The broad based improvement in economic growth, aided by low inflation, has seen improvements in both consumer and business confidence, which should lead to rental growth where demand outstrips supply, says the latest analysis from Cluttons.
The firm’s Commercial Property Market Outlook report indicates that the industrial sector is now showing similar performance to offices, as Cluttons predicted last year.
Office total returns for the past 12 months are at 23% with capital growth of 16.8%, compared to the industrial sector which has delivered a total return of 22.7% bolstered by capital growth of 15.1%, driven primarily by yield compression.
‘As we forecast last year, sheds are now matching offices for performance. One reason is that prime logistics take-up has improved over the past year, driven by manufacturers, especially in the automotive sector, and retailers with supply constraints in key locations,’ said John Barrett, head of valuations at Cluttons.
‘Apart from the strong supply/demand fundamentals aided by supply shortages due to a lack of speculative development in recent years, the case for investment in the industrial sector is helped by low obsolescence and the squeeze on land supply from higher land value uses. This is especially the case in London and the south east,’ he explained.
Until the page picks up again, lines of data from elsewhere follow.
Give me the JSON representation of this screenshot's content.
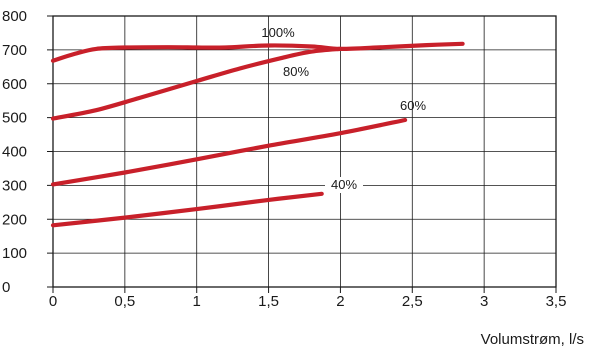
{
  "chart_data": {
    "type": "line",
    "xlabel": "Volumstrøm, l/s",
    "ylabel": "",
    "xlim": [
      0,
      3.5
    ],
    "ylim": [
      0,
      800
    ],
    "x_ticks": [
      0,
      0.5,
      1,
      1.5,
      2,
      2.5,
      3,
      3.5
    ],
    "x_tick_labels": [
      "0",
      "0,5",
      "1",
      "1,5",
      "2",
      "2,5",
      "3",
      "3,5"
    ],
    "y_ticks": [
      0,
      100,
      200,
      300,
      400,
      500,
      600,
      700,
      800
    ],
    "y_tick_labels": [
      "0",
      "100",
      "200",
      "300",
      "400",
      "500",
      "600",
      "700",
      "800"
    ],
    "grid": true,
    "line_color": "#c8202a",
    "series": [
      {
        "name": "100%",
        "x": [
          0,
          0.15,
          0.3,
          0.5,
          0.8,
          1.0,
          1.2,
          1.5,
          1.8,
          2.0,
          2.3,
          2.6,
          2.85
        ],
        "y": [
          668,
          688,
          703,
          707,
          708,
          707,
          707,
          713,
          710,
          703,
          708,
          714,
          718
        ]
      },
      {
        "name": "80%",
        "x": [
          0,
          0.3,
          0.6,
          1.0,
          1.3,
          1.6,
          1.8,
          2.0
        ],
        "y": [
          497,
          522,
          558,
          608,
          645,
          677,
          695,
          703
        ]
      },
      {
        "name": "60%",
        "x": [
          0,
          0.5,
          1.0,
          1.5,
          2.0,
          2.45
        ],
        "y": [
          303,
          338,
          377,
          417,
          454,
          493
        ]
      },
      {
        "name": "40%",
        "x": [
          0,
          0.5,
          1.0,
          1.5,
          1.87
        ],
        "y": [
          182,
          205,
          230,
          257,
          275
        ]
      }
    ]
  }
}
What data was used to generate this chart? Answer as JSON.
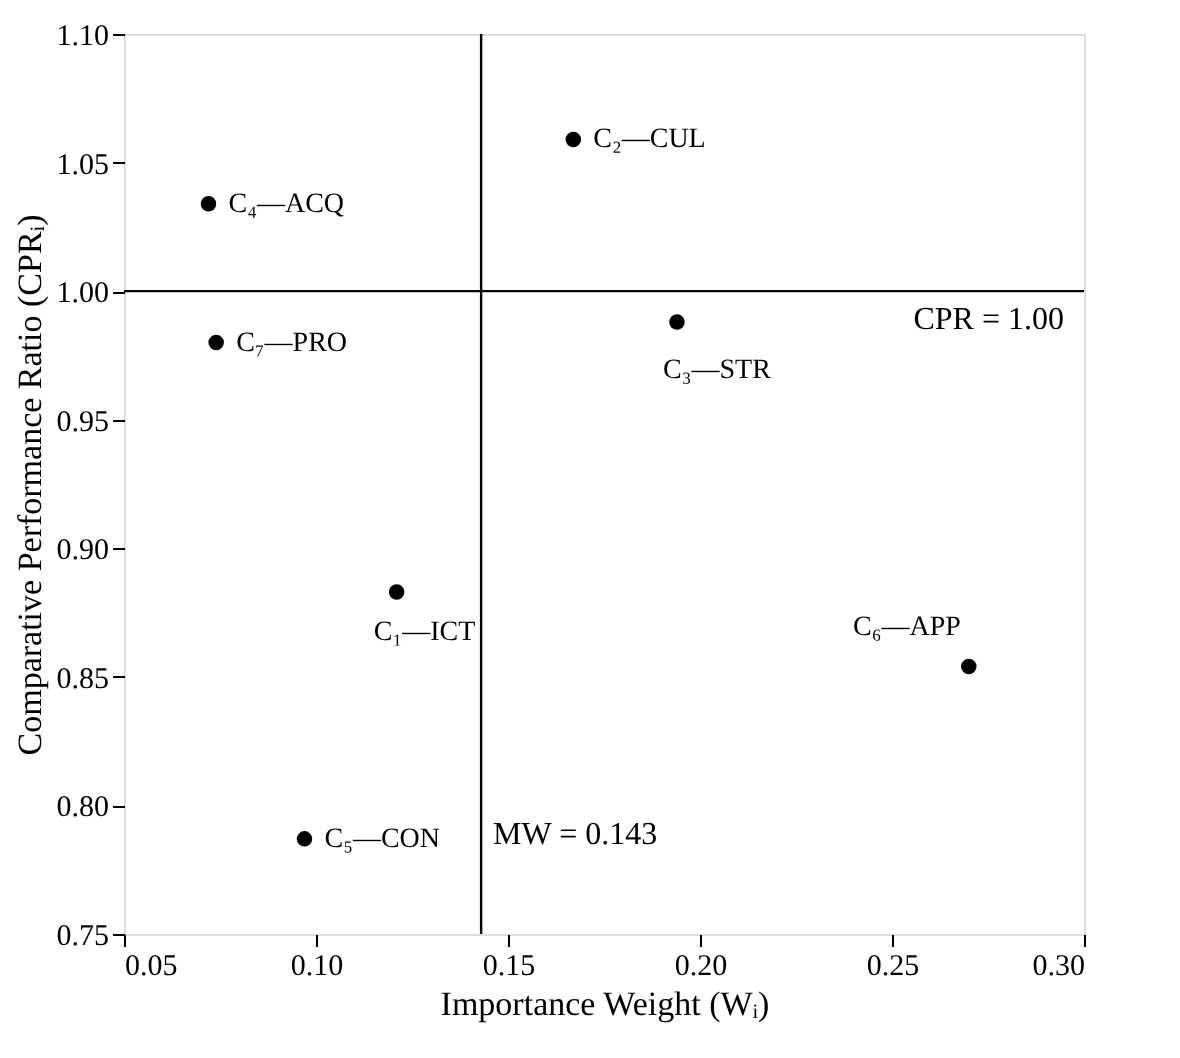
{
  "chart_data": {
    "type": "scatter",
    "xlabel": "Importance Weight (Wᵢ)",
    "ylabel": "Comparative Performance Ratio (CPRᵢ)",
    "x": [
      0.121,
      0.167,
      0.194,
      0.072,
      0.097,
      0.27,
      0.074
    ],
    "values": [
      0.883,
      1.059,
      0.988,
      1.034,
      0.787,
      0.854,
      0.98
    ],
    "value_labels": [
      "C₁—ICT",
      "C₂—CUL",
      "C₃—STR",
      "C₄—ACQ",
      "C₅—CON",
      "C₆—APP",
      "C₇—PRO"
    ],
    "color": "#000000",
    "marker": "circle",
    "xlim": [
      0.05,
      0.3
    ],
    "xticks": [
      {
        "value": 0.05,
        "label": "0.05"
      },
      {
        "value": 0.1,
        "label": "0.10"
      },
      {
        "value": 0.15,
        "label": "0.15"
      },
      {
        "value": 0.2,
        "label": "0.20"
      },
      {
        "value": 0.25,
        "label": "0.25"
      },
      {
        "value": 0.3,
        "label": "0.30"
      }
    ],
    "ylim": [
      0.75,
      1.1
    ],
    "yticks": [
      {
        "value": 0.75,
        "label": "0.75"
      },
      {
        "value": 0.8,
        "label": "0.80"
      },
      {
        "value": 0.85,
        "label": "0.85"
      },
      {
        "value": 0.9,
        "label": "0.90"
      },
      {
        "value": 0.95,
        "label": "0.95"
      },
      {
        "value": 1.0,
        "label": "1.00"
      },
      {
        "value": 1.05,
        "label": "1.05"
      },
      {
        "value": 1.1,
        "label": "1.10"
      }
    ],
    "ref_lines": [
      {
        "axis": "x",
        "value": 0.143,
        "label": "MW = 0.143",
        "color": "#000000"
      },
      {
        "axis": "y",
        "value": 1.0,
        "label": "CPR = 1.00",
        "color": "#000000"
      }
    ],
    "grid": false
  }
}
‘With prime yields now stabilising across most markets, income growth is replacing yield compression as the primary driver of future performance. Average income return is at 6%, so it’s still a good time to invest in property,’ he added.
‘However this is not universal. Tricky’ secondary property remains hard to sell across all market sectors and this may present opportunities for investors prepared to take risks for higher returns,’ he concluded.
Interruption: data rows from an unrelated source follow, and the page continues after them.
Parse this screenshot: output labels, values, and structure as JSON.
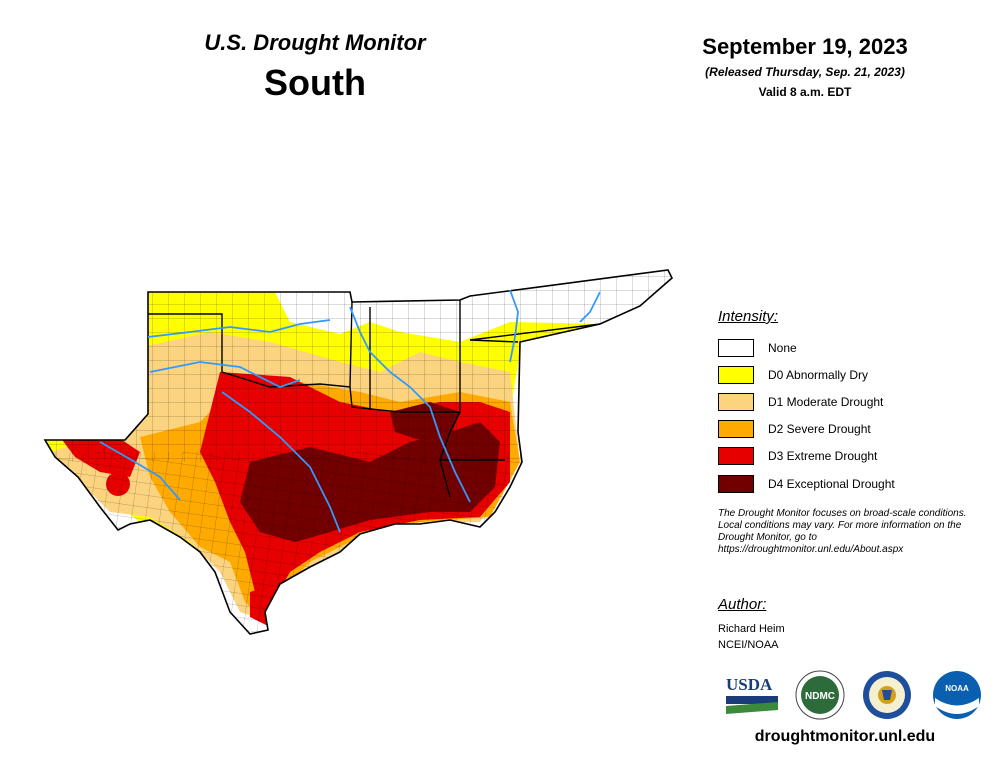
{
  "header": {
    "title": "U.S. Drought Monitor",
    "region": "South",
    "date": "September 19, 2023",
    "released": "(Released Thursday, Sep. 21, 2023)",
    "valid": "Valid 8 a.m. EDT"
  },
  "legend": {
    "title": "Intensity:",
    "items": [
      {
        "label": "None",
        "color": "#ffffff"
      },
      {
        "label": "D0 Abnormally Dry",
        "color": "#ffff00"
      },
      {
        "label": "D1 Moderate Drought",
        "color": "#fcd37f"
      },
      {
        "label": "D2 Severe Drought",
        "color": "#ffaa00"
      },
      {
        "label": "D3 Extreme Drought",
        "color": "#e60000"
      },
      {
        "label": "D4 Exceptional Drought",
        "color": "#730000"
      }
    ]
  },
  "note": "The Drought Monitor focuses on broad-scale conditions. Local conditions may vary. For more information on the Drought Monitor, go to https://droughtmonitor.unl.edu/About.aspx",
  "author": {
    "title": "Author:",
    "name": "Richard Heim",
    "org": "NCEI/NOAA"
  },
  "logos": [
    {
      "name": "usda-logo",
      "text": "USDA"
    },
    {
      "name": "ndmc-logo",
      "text": "NDMC"
    },
    {
      "name": "commerce-seal",
      "text": ""
    },
    {
      "name": "noaa-logo",
      "text": "NOAA"
    }
  ],
  "footer_url": "droughtmonitor.unl.edu",
  "colors": {
    "river": "#3399ff",
    "county_line": "#000000",
    "state_line": "#000000"
  }
}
Meanwhile, the latest research from real estate advisor Savills shows that UK commercial property returns continue to remain attractive in comparison to other asset classes as average prime yields stay stable for the third consecutive month at 4.59%.
Savills Market in Minutes report found that the average total return on UK commercial property stands at 18.63% to the end of the first quarter of 2015, in stark contrast to oil, copper and gold, which offer returns of -42.57%, -16.4% and -8.9% respectively.
The firm predicts that due to the strong level of demand property should continue to outperform many other asset classes this year.
The report suggests that against this backdrop of stability, a split between property asset classes is set to emerge over the next three months.
At present, in the office market the gap between prime regional yields at 5% and prime city of London yields at 4.25% is historically narrow. Still, it is likely that central London office yields will harden in the near future, primarily due to the weight of money that is targeted at larger office lots in the UK, something that is easier to find in the City in comparison to elsewhere.
The research states that there is still a degree of over pricing of risk in the secondary market and this will be where the strongest returns will be achieved over the next 12 months.
Savills finds that when compared to non real estate investment, commercial property is showing lower volatility, with returns outperforming equities, bonds and commodities. Furthermore, the possible threat of further deflation, which will result in rates reaching record lows, is likely to further boost the rationale for investing in property.
‘In the current macro-economic climate, commercial property remains a popular choice for savvy investors, surpassing other asset classes in providing substantial returns,’ said Mat Oakley, commercial research analyst at Savills.
‘However, as we approach May’s general election, the primary risk for property is the removal of political consensus around fiscal consolidation and bringing down the deficit. A lack of clarity would undoubtedly be a drag on investor confidence,’ he added.